Aleksan Harutiunian, Robert Kocharian’s foreign policy aide, assures “Aravot” that the Karabakh peace process will not drag on for several more years. “I am sure that Robert Kocharian will resolve that problem. And I am sure that the solution we accept will be beneficial for Armenia,” Harutiunian says. He says a mutually acceptable settlement of the Karabakh conflict can only be based on the so-called “Paris principles” agreed by Kocharian and Azerbaijan’s Heydar Aliev. They envisage no swap of territories, according to the presidential adviser.
But “Zhamanak” is convinced that the 17 face-to-face meetings between the Armenian and Azerbaijani presidents have yielded no results whatsoever and that the peace process remains deadlocked. In a commentary uncharacteristically critical of Kocharian, the newspaper of Prime Minister Markarian’s Republican Party claims that the Armenian leader is not interested in signing a peace deal before 2003 because it would lessen his chances of reelection in the next presidential election. A delay of a peace settlement may be good for Kocharian, but not for Armenia, the paper says, arguing that the Armenian economy still shows no signs of a major upswing.
“Hayots Ashkhar” says it has received a letter signed by over a hundred employees of the ministry for state revenues, who were angered by a recent interview given to the paper by their former boss, Gagik Poghosian. The paper says it will not publish the letter because “it is full of personal insults” against the former minister whom it describes as a “real professional” with clear ideas of how to bring the country out of crisis.
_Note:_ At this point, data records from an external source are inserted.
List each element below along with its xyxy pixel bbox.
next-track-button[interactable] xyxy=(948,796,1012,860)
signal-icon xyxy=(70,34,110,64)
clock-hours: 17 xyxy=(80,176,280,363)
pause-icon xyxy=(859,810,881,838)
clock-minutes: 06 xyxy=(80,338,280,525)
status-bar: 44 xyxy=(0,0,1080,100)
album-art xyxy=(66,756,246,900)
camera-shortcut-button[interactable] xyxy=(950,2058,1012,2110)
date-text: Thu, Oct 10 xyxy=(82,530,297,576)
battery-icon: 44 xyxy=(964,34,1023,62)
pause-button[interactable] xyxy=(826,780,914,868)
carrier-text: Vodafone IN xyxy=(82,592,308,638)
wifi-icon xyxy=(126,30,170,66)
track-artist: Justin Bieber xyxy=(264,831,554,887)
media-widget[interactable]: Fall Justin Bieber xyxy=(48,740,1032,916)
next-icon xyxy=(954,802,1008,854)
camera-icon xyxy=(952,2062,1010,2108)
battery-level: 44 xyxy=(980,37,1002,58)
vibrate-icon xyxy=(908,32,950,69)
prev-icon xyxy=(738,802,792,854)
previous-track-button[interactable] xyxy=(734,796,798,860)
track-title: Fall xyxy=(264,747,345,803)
The current minister, Andranik Manukian, is accused of being behind the letter.
“Haykakan Zhamanak” obviously deplores the decision by judge Samvel Uzunian to pardon six defendants in the ongoing parliament shootings trial. “Some political circles,” it says, view the unexpected decision as a “political act.” They believe that Hunanian is thus being told that the authorities will keep their promise and take care of him.
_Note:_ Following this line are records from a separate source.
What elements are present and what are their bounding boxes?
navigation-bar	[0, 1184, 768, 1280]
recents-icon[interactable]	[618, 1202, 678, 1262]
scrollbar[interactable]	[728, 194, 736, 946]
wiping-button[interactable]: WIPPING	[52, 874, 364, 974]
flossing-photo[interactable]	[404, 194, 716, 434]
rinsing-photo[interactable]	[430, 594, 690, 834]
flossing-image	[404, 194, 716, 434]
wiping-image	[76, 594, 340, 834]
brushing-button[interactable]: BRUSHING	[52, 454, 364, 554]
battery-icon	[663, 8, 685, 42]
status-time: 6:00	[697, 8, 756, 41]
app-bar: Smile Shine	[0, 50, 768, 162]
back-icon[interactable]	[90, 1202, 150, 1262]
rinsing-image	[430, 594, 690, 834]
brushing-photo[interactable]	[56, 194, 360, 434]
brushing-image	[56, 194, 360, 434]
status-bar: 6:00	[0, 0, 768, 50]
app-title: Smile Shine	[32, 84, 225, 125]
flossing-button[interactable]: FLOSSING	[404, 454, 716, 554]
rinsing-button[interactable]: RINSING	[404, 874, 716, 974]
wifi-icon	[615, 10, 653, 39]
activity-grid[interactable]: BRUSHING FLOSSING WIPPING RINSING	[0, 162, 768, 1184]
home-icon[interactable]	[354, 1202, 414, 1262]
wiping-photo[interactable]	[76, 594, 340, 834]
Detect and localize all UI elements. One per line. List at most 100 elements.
“Aravot” appears to share this view, saying that the authorities “will indirectly give additional hope and guarantees to Hunanian and other members of his group.” This paves the way for Hunanian’s amnesty or the softening of charges leveled against him, the paper claims. Vahan Shirkhanian, a former cabinet minister sacked by Kocharian, calls the move “yet another victory for the organizers of the October 27 coup.” It was made possible by the lack of unity among friends and supporters of Vazgen Sarkisian and Karen Demirchian. “Aravot” bluntly describes those political forces as “too stupid.”
“The decision to declare amnesty was taken by a National Assembly where the crime took place and whose members are considered to be its victims,” reminds “Azg.”